Okay, y' made me mad. But I'm calmer now and I'd like to offer another perspective....
My mom was born in 1920 and spent her early years being shoved off on one relative after another, all her worldly goods crammed into one small suitcase. She spent the 40's newlywed and living in a rented room while my dad served in the Navy. She spent the next 30 years in base housing, moving practically every year. I always understood that she was such a pack rat because of all those hard times when all she had fit into 1 or 2 suitcases.
When my dad finally retired, they bought a 50' mobile home and spent the last 20 or so years of their lives in the same tiny mobile home park. Eventually her health deteriorated to the point that even she knew the nursing home was her last home.
Getting ready to move there, she and I spent 2 long weeks packing and throwing away the trash packed into every corner of that house. And there were tons of it! Every time I poked into a new corner I found MORE!
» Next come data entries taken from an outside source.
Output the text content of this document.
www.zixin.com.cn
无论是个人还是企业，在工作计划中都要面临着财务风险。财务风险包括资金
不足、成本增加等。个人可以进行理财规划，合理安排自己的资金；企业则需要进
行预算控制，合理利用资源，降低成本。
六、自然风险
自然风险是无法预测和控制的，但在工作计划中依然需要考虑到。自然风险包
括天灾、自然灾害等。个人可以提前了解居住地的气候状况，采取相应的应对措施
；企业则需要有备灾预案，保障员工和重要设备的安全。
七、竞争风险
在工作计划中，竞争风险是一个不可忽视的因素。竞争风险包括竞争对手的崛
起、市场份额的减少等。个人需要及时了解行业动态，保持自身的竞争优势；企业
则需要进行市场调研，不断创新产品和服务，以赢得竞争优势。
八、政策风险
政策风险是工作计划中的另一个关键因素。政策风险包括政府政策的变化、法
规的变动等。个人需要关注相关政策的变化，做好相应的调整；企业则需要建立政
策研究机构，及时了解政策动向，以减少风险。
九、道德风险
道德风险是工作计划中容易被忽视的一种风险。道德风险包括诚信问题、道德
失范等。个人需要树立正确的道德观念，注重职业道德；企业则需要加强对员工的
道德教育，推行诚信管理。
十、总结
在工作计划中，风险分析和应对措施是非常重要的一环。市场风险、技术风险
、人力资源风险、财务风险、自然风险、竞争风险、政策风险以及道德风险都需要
And sitting in her new wheelchair in the middle of her living room, she went through every box and every bag that I dragged out. For her they were treasured memories. Some photos were so old she couldn't even remember who the people were. But others she named off like she'd just seen them yesterday. Told me all their stories--who they'd married, about their kids, where they were buried. She remembered the war years and all the good mixed into those hard times. Telling me, she laughed and cried and laughed some more.
There was this one nasty old box, I remember, with crumpled bits of moldy paper. This smeary bit was the Mother's Day card my sister made in 2nd grade, and that one was my Halloween card from kindergarten. That red thing was my hand print. The funny head was my sister's self-portrait. She had all the school projects and all the old report cards, so moldy you couldn't read them anymore, but SHE remembered what they said.
She had all my dad's old, musty letters written to her while he was at sea, and she read them each again, and cried.
As I watched, she relived her whole life in those nasty, musty, moldy old boxes. And then she quietly stuffed them into the plastic bags and watched me haul them out for the trash collectors.
My mom and I had never been close until that week, but after it was over somehow I no longer felt irritated by all her fussy, old-fashioned ways. Even though she only stayed a few months in the nursing home before she, too, was gone, in those few months we were closer than we had ever been before.
So please do remember that sometimes it only LOOKS like junk until you see it through someone else's memories.